The main hold-up has been that a group of wealthy northern countries led by the Netherlands has blocked agreement, holding out for cuts to the size of the recovery fund and rebates on their budget contributions.
Their obstructionism is a lose-lose strategy.
The myth that Dutch people are literally paying for Italians to retire at 40 and sip wine on the beach is all-pervasive and unchallenged by the political class
The group, known as the frugals, is led by the Netherlands. Prime minister Mark Rutte fears being pilloried in national elections next year if he's perceived to have "given in" to the EU. In the popular debate, the recovery fund is spoken about as if it involves Dutch people giving money to Italians. Rutte cannot win when the basis of the argument is so profoundly disingenuous.
The proposal is that the recovery fund would come from borrowing by the European Commission. This money would be distributed to member states according to need. It would ultimately be repaid in the future through proposed strategic EU-wide levies, such as a plastic tax or levy on imports into the EU based on the carbon released in their production.
No nuance
Dutch officials talk about the recovery fund as the Netherlands taking on debt, despite it being designed precisely to avoid increasing national liabilities.
It’s true that the borrowing is jointly guaranteed, and it’s a valid question to ask what would happen down the line if the joint EU levies could not be agreed. It would ultimately have to be repaid through national contributions, as with the EU budget.
But this nuance is not part of Dutch debate, in which the myth that the EU involves Dutch people literally paying for Italians to retire at 40 and sip wine on the beach is all-pervasive and unchallenged by the political class.

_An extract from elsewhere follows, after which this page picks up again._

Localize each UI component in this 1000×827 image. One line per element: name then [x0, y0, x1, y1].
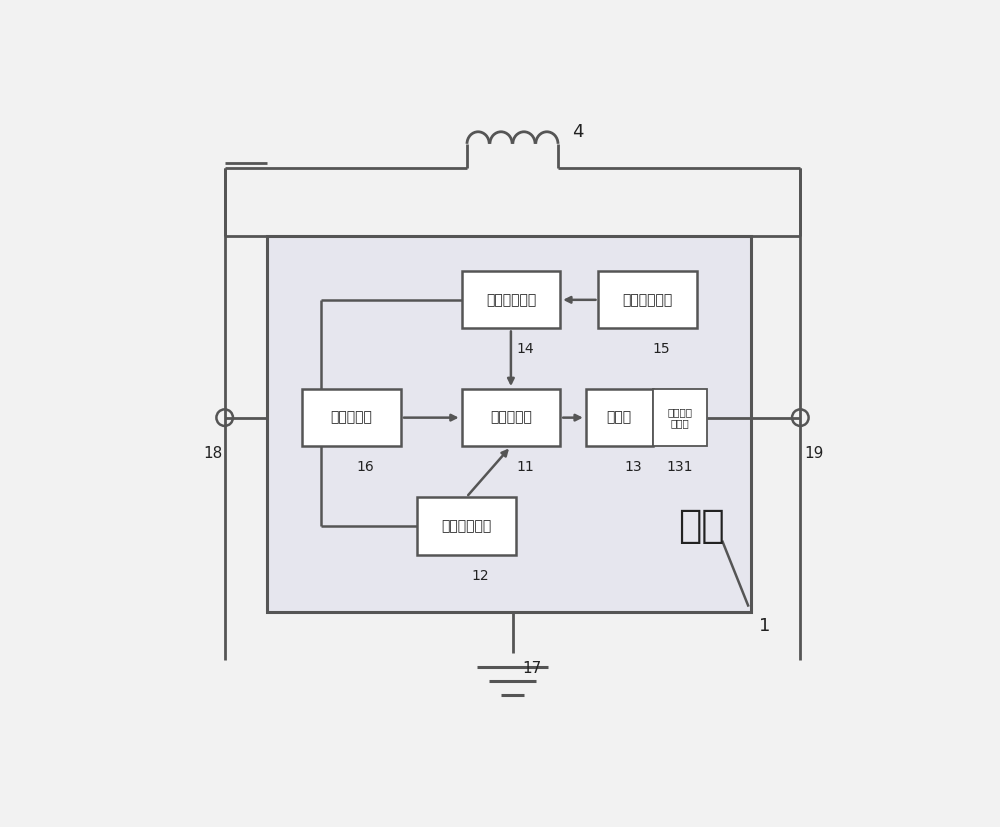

The Dutch argument also ignores the cost of inaction. The economic fortunes of EU member states are intimately tied together, because they all export to one another. This is particularly true in the case of the Netherlands. If Italy defaults, expect lay-offs in Rotterdam.

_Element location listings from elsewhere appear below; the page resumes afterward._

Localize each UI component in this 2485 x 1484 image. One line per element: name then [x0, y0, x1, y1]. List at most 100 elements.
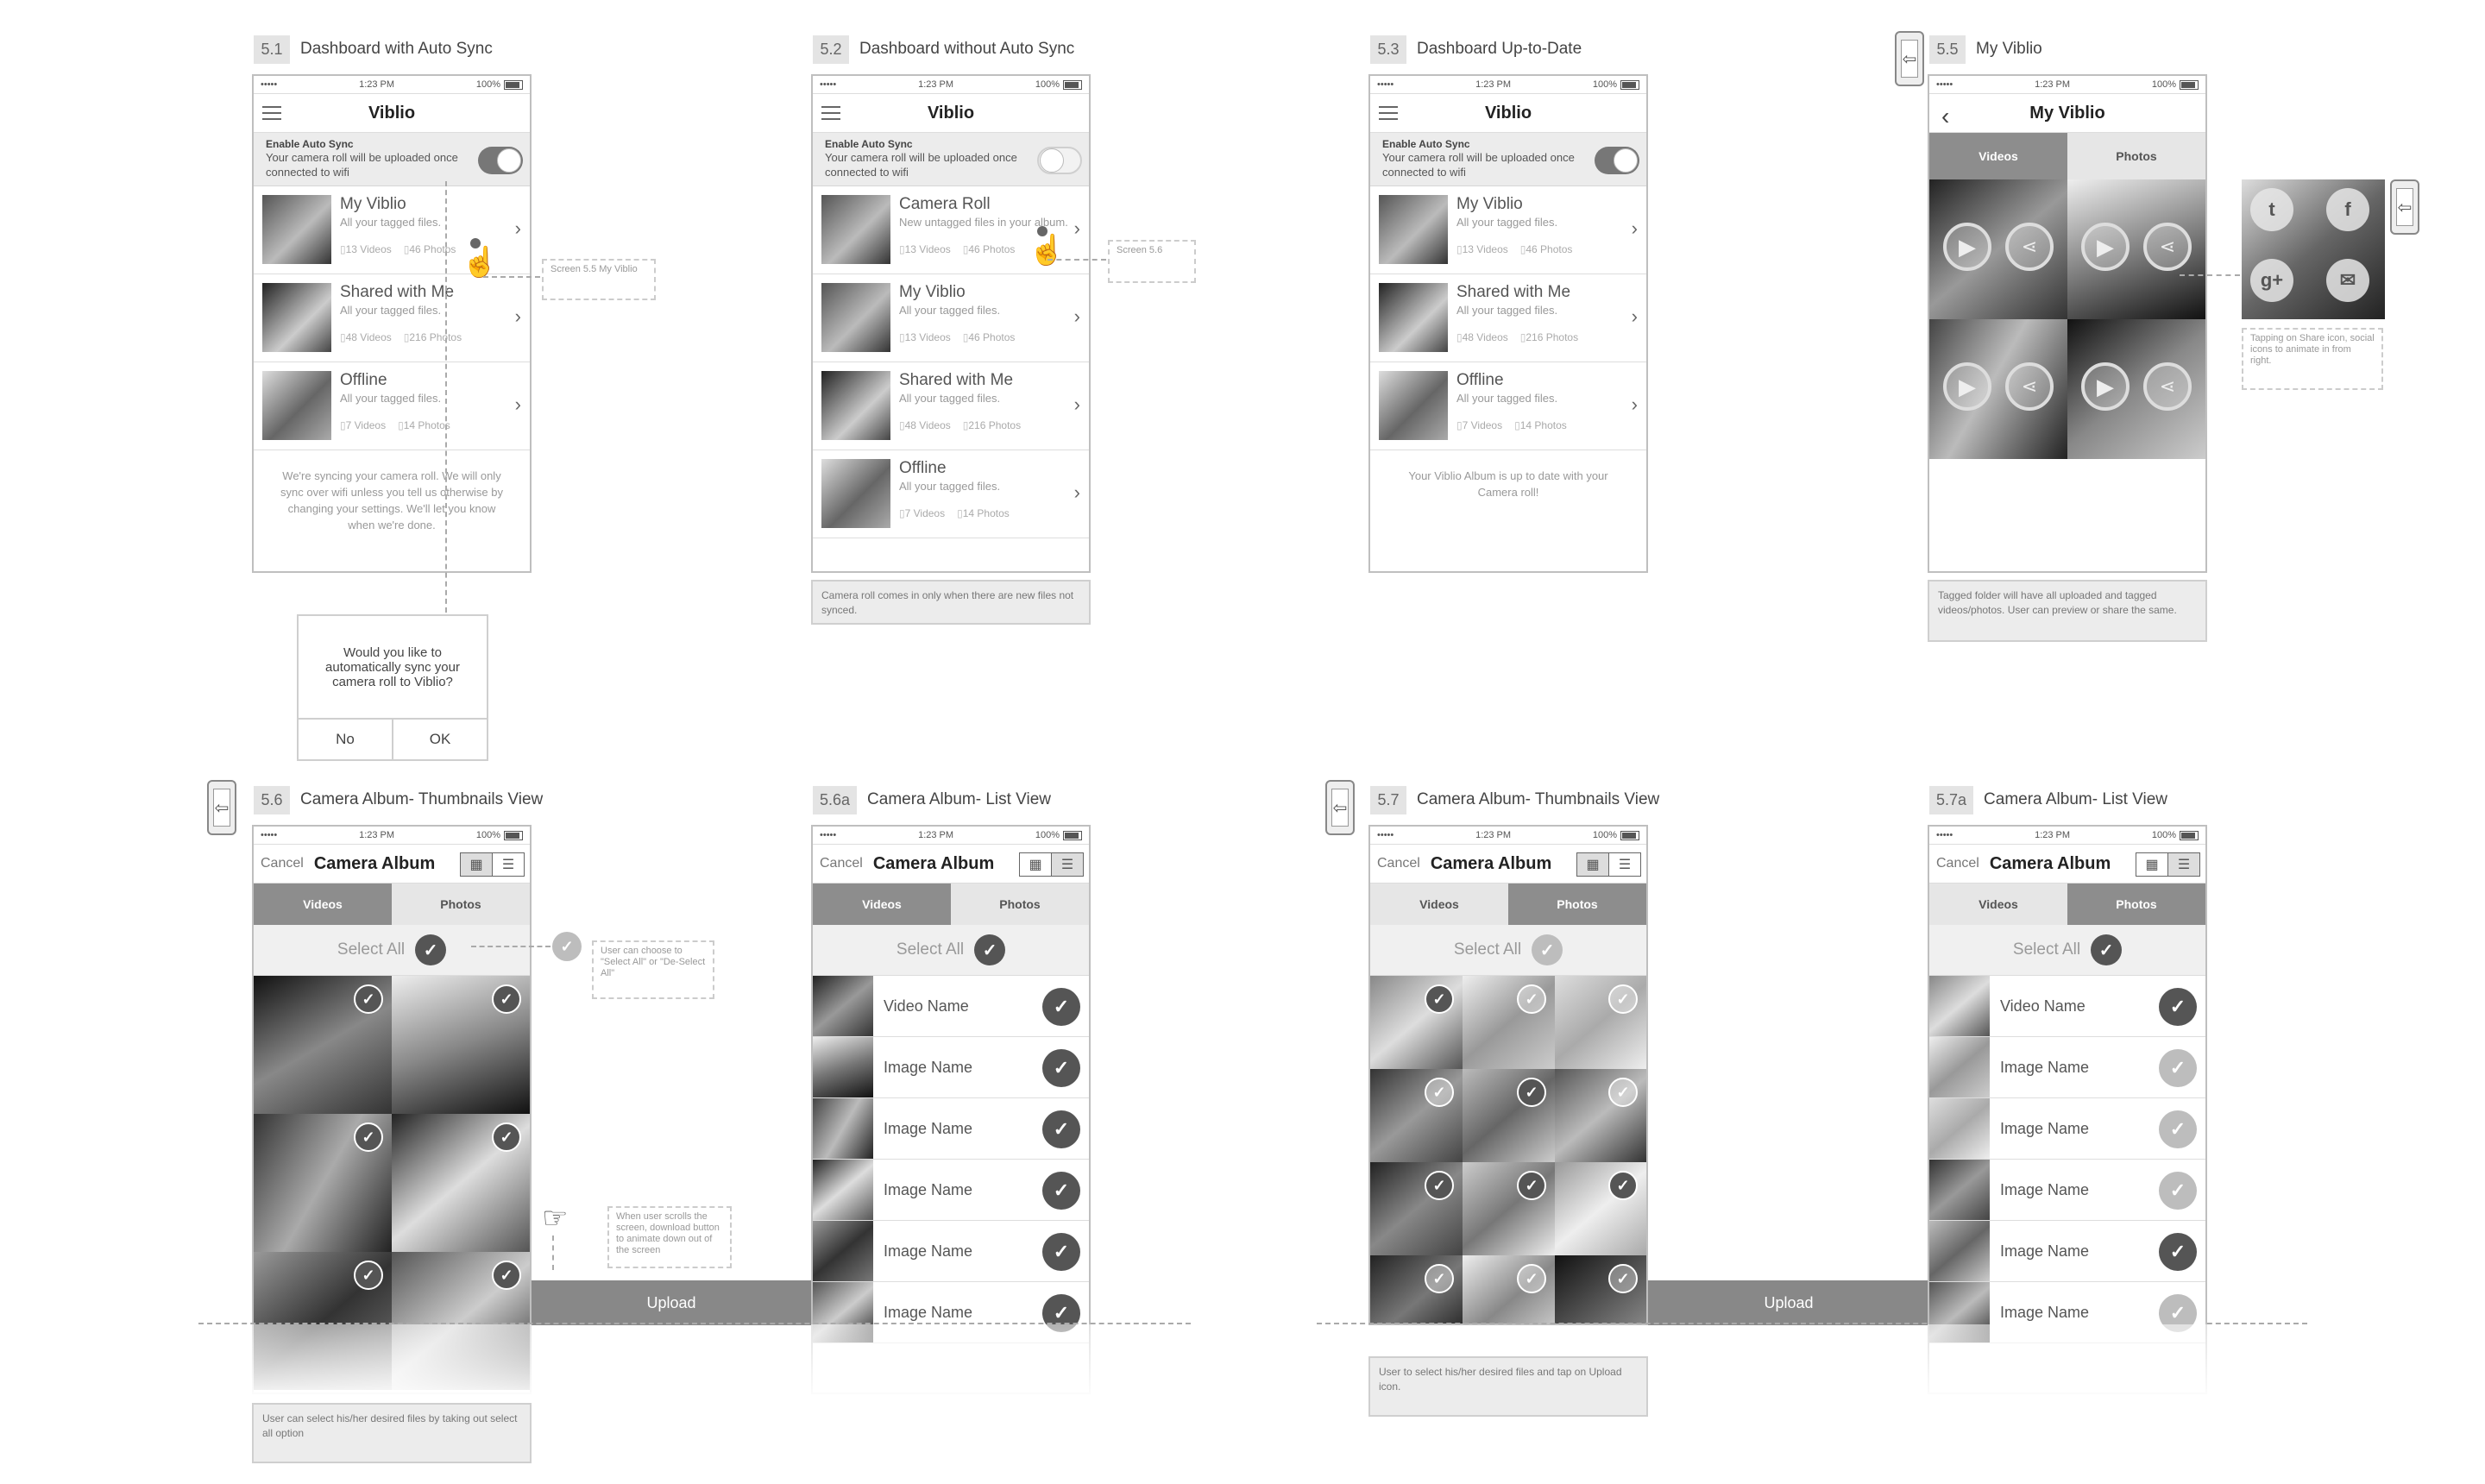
media-tile[interactable]: ✓ [254, 976, 392, 1114]
check-icon[interactable]: ✓ [1608, 1078, 1638, 1107]
play-icon[interactable]: ▶ [2081, 362, 2130, 411]
tab-photos[interactable]: Photos [1508, 883, 1646, 925]
list-item[interactable]: Image Name ✓ [1929, 1221, 2205, 1282]
photo-tile[interactable]: ✓ [1370, 1069, 1463, 1162]
media-tile[interactable]: ✓ [392, 1114, 530, 1252]
share-icon[interactable]: ⋖ [2005, 223, 2054, 271]
auto-sync-toggle[interactable] [478, 147, 523, 174]
photo-tile[interactable]: ✓ [1370, 1162, 1463, 1255]
photo-tile[interactable]: ✓ [1463, 1069, 1555, 1162]
video-tile[interactable]: ▶ ⋖ [1929, 179, 2067, 319]
album-row-offline[interactable]: Offline All your tagged files. 7 Videos1… [254, 362, 530, 450]
check-icon[interactable]: ✓ [1425, 984, 1454, 1014]
photo-tile[interactable]: ✓ [1463, 976, 1555, 1069]
hamburger-menu-icon[interactable] [821, 106, 840, 120]
photo-tile[interactable]: ✓ [1463, 1255, 1555, 1324]
album-row-my-viblio[interactable]: My Viblio All your tagged files. 13 Vide… [1370, 186, 1646, 274]
album-row-my-viblio[interactable]: My Viblio All your tagged files. 13 Vide… [813, 274, 1089, 362]
select-all-row[interactable]: Select All ✓ [813, 925, 1089, 976]
list-item[interactable]: Video Name ✓ [1929, 976, 2205, 1037]
check-icon[interactable]: ✓ [1608, 1264, 1638, 1293]
tab-photos[interactable]: Photos [951, 883, 1089, 925]
album-row-my-viblio[interactable]: My Viblio All your tagged files. 13 Vide… [254, 186, 530, 274]
cancel-button[interactable]: Cancel [261, 856, 304, 871]
check-icon[interactable]: ✓ [354, 984, 383, 1014]
check-icon[interactable]: ✓ [1042, 1110, 1080, 1148]
play-icon[interactable]: ▶ [1943, 362, 1991, 411]
tab-videos[interactable]: Videos [1929, 883, 2067, 925]
list-item[interactable]: Image Name ✓ [813, 1160, 1089, 1221]
grid-view-icon[interactable]: ▦ [461, 853, 493, 876]
photo-tile[interactable]: ✓ [1555, 1069, 1646, 1162]
photo-tile[interactable]: ✓ [1555, 1162, 1646, 1255]
google-plus-icon[interactable]: g+ [2250, 259, 2293, 302]
twitter-icon[interactable]: t [2250, 188, 2293, 231]
photo-tile[interactable]: ✓ [1555, 976, 1646, 1069]
video-tile[interactable]: ▶ ⋖ [1929, 319, 2067, 459]
check-icon[interactable]: ✓ [2159, 1110, 2197, 1148]
album-row-shared[interactable]: Shared with Me All your tagged files. 48… [1370, 274, 1646, 362]
list-item[interactable]: Image Name ✓ [1929, 1037, 2205, 1098]
check-icon[interactable]: ✓ [1608, 984, 1638, 1014]
tab-videos[interactable]: Videos [1370, 883, 1508, 925]
list-view-icon[interactable]: ☰ [1052, 853, 1083, 876]
facebook-icon[interactable]: f [2326, 188, 2369, 231]
photo-tile[interactable]: ✓ [1463, 1162, 1555, 1255]
media-tile[interactable]: ✓ [254, 1114, 392, 1252]
exit-icon[interactable]: ⇦ [1895, 31, 1924, 86]
check-icon[interactable]: ✓ [354, 1261, 383, 1290]
upload-button[interactable]: Upload [532, 1280, 811, 1325]
list-item[interactable]: Image Name ✓ [1929, 1098, 2205, 1160]
check-icon[interactable]: ✓ [1042, 1172, 1080, 1210]
check-icon[interactable]: ✓ [1608, 1171, 1638, 1200]
exit-icon[interactable]: ⇦ [1325, 780, 1355, 835]
mail-icon[interactable]: ✉ [2326, 259, 2369, 302]
video-tile[interactable]: ▶ ⋖ [2067, 319, 2205, 459]
auto-sync-toggle[interactable] [1037, 147, 1082, 174]
check-icon[interactable]: ✓ [1425, 1171, 1454, 1200]
photo-tile[interactable]: ✓ [1370, 976, 1463, 1069]
exit-icon[interactable]: ⇦ [207, 780, 236, 835]
check-icon[interactable]: ✓ [492, 1122, 521, 1152]
tab-photos[interactable]: Photos [2067, 883, 2205, 925]
album-row-offline[interactable]: Offline All your tagged files. 7 Videos1… [813, 450, 1089, 538]
select-all-row[interactable]: Select All ✓ [1370, 925, 1646, 976]
tab-videos[interactable]: Videos [254, 883, 392, 925]
auto-sync-toggle[interactable] [1595, 147, 1639, 174]
hamburger-menu-icon[interactable] [262, 106, 281, 120]
cancel-button[interactable]: Cancel [1936, 856, 1979, 871]
select-all-row[interactable]: Select All ✓ [1929, 925, 2205, 976]
tab-photos[interactable]: Photos [2067, 133, 2205, 179]
check-icon[interactable]: ✓ [2159, 1049, 2197, 1087]
album-row-camera-roll[interactable]: Camera Roll New untagged files in your a… [813, 186, 1089, 274]
album-row-shared[interactable]: Shared with Me All your tagged files. 48… [254, 274, 530, 362]
tab-videos[interactable]: Videos [813, 883, 951, 925]
check-icon[interactable]: ✓ [1425, 1264, 1454, 1293]
upload-button[interactable]: Upload [1648, 1280, 1929, 1325]
grid-view-icon[interactable]: ▦ [1020, 853, 1052, 876]
list-item[interactable]: Image Name ✓ [813, 1221, 1089, 1282]
hamburger-menu-icon[interactable] [1379, 106, 1398, 120]
media-tile[interactable]: ✓ [392, 976, 530, 1114]
cancel-button[interactable]: Cancel [820, 856, 863, 871]
dialog-ok-button[interactable]: OK [429, 731, 451, 747]
play-icon[interactable]: ▶ [2081, 223, 2130, 271]
list-item[interactable]: Video Name ✓ [813, 976, 1089, 1037]
check-icon[interactable]: ✓ [1517, 1171, 1546, 1200]
album-row-offline[interactable]: Offline All your tagged files. 7 Videos1… [1370, 362, 1646, 450]
cancel-button[interactable]: Cancel [1377, 856, 1420, 871]
share-icon[interactable]: ⋖ [2005, 362, 2054, 411]
check-icon[interactable]: ✓ [1517, 1264, 1546, 1293]
grid-view-icon[interactable]: ▦ [2136, 853, 2168, 876]
select-all-check-icon[interactable]: ✓ [2091, 934, 2123, 965]
check-icon[interactable]: ✓ [2159, 1233, 2197, 1271]
share-icon[interactable]: ⋖ [2143, 223, 2192, 271]
check-icon[interactable]: ✓ [1042, 988, 1080, 1026]
album-row-shared[interactable]: Shared with Me All your tagged files. 48… [813, 362, 1089, 450]
list-item[interactable]: Image Name ✓ [1929, 1160, 2205, 1221]
grid-view-icon[interactable]: ▦ [1577, 853, 1609, 876]
share-icon[interactable]: ⋖ [2143, 362, 2192, 411]
list-view-icon[interactable]: ☰ [501, 858, 515, 872]
list-item[interactable]: Image Name ✓ [813, 1098, 1089, 1160]
tab-videos[interactable]: Videos [1929, 133, 2067, 179]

And if Rutte succeeds in slashing the size of the recovery fund, does he expect eurosceptics at home to thank him? They will not: he will still have agreed to jointly guaranteed borrowing, which they will cast as a federal power grab by the commission. And whether the grants are €500 billion or €350 billion won’t make a difference if Dutch voters are convinced it’s all money from their pay cheques being sent to Rome.
Bobby McDonagh wrote that the Dutch are often "alone in being entirely convinced by their own rhetoric"

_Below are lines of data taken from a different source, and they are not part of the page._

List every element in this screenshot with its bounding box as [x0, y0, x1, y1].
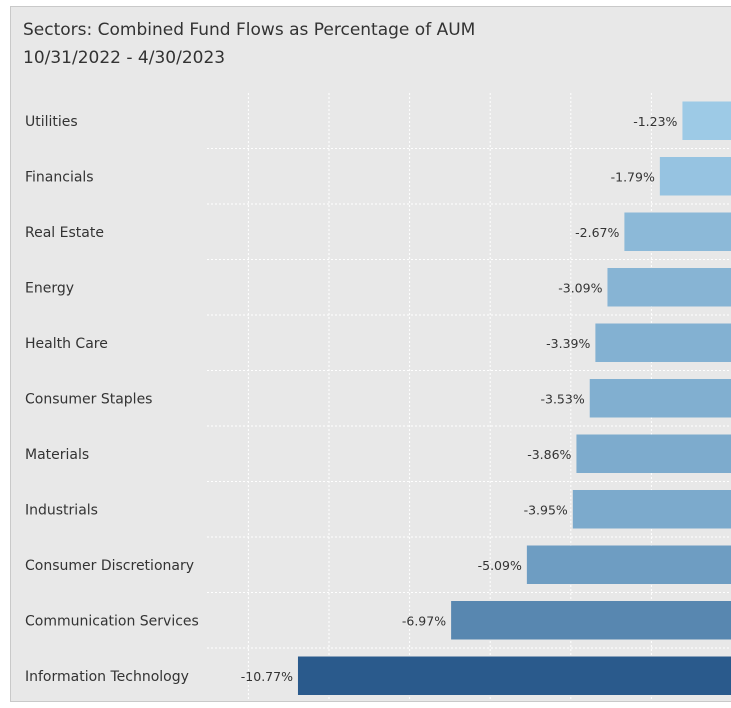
chart-subtitle: 10/31/2022 - 4/30/2023: [23, 48, 226, 68]
category-label: Energy: [25, 280, 74, 296]
bar: [572, 490, 731, 529]
bar: [607, 268, 731, 307]
category-label: Industrials: [25, 502, 98, 518]
category-label: Information Technology: [25, 669, 189, 685]
category-label: Utilities: [25, 114, 78, 130]
bar: [451, 601, 731, 640]
category-label: Consumer Staples: [25, 391, 152, 407]
data-label: -3.39%: [546, 336, 590, 351]
data-label: -6.97%: [402, 613, 446, 628]
data-label: -3.53%: [541, 391, 585, 406]
bar-chart: Utilities -1.23% Financials -1.79% Real Esta…: [25, 93, 731, 701]
data-label: -3.86%: [527, 447, 571, 462]
chart-title: Sectors: Combined Fund Flows as Percenta…: [23, 20, 476, 40]
category-label: Communication Services: [25, 613, 199, 629]
bar: [589, 379, 731, 418]
data-label: -1.79%: [611, 169, 655, 184]
data-label: -3.09%: [558, 280, 602, 295]
chart-panel: Sectors: Combined Fund Flows as Percenta…: [10, 6, 731, 702]
category-label: Materials: [25, 447, 89, 463]
category-label: Health Care: [25, 336, 108, 352]
data-label: -3.95%: [524, 502, 568, 517]
bar: [576, 434, 731, 473]
bar: [659, 157, 731, 196]
category-label: Financials: [25, 169, 94, 185]
data-label: -10.77%: [241, 669, 293, 684]
data-label: -5.09%: [478, 558, 522, 573]
category-label: Consumer Discretionary: [25, 558, 194, 574]
data-label: -2.67%: [575, 225, 619, 240]
data-label: -1.23%: [633, 114, 677, 129]
bar: [682, 101, 731, 140]
category-label: Real Estate: [25, 225, 104, 241]
bar: [297, 656, 731, 695]
bar: [624, 212, 731, 251]
bar: [526, 545, 731, 584]
bar: [595, 323, 731, 362]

No doubt Rutte hopes to make political capital out of having put up a fight in Brussels. He is skilled at presenting himself to the electorate as finding a sensible “middle ground”, and perhaps he will succeed in spinning the compromise as such.
But this will come at a cost. Taoiseach Micheál Martin has expressed concerns that if the package is cut too much, it will end up being ineffective for the purpose intended, which is to stimulate the overall EU economy to counteract the effects of a recession of historic scale.
Meanwhile, the frugals will have contributed to the public impression that the EU is failing to rise to the occasion. And they will have burned through their political capital with other member states.
Bitterness
It's not hard to see the bitterness that has crept into attitudes towards the Dutch. They've been called the "new British". Even for Ireland, which is a natural ally of the Netherlands on several issues including taxation, dislike can grow.
Former Irish ambassador to the EU Bobby McDonagh wrote in this newspaper that the Dutch are often “alone in being entirely convinced by their own rhetoric” and can have a “Calvinist conviction that they are God’s elect”.
When this particular episode is concluded, Rutte will still have to co-operate with his fellow member states. The primacy of geography means their interests are for ever intimately bound.
As long as he feeds and enables the popular domestic myth that the EU is a drain on the Dutch economy, rather than the basis of its wealth, this relationship will continue to be fraught.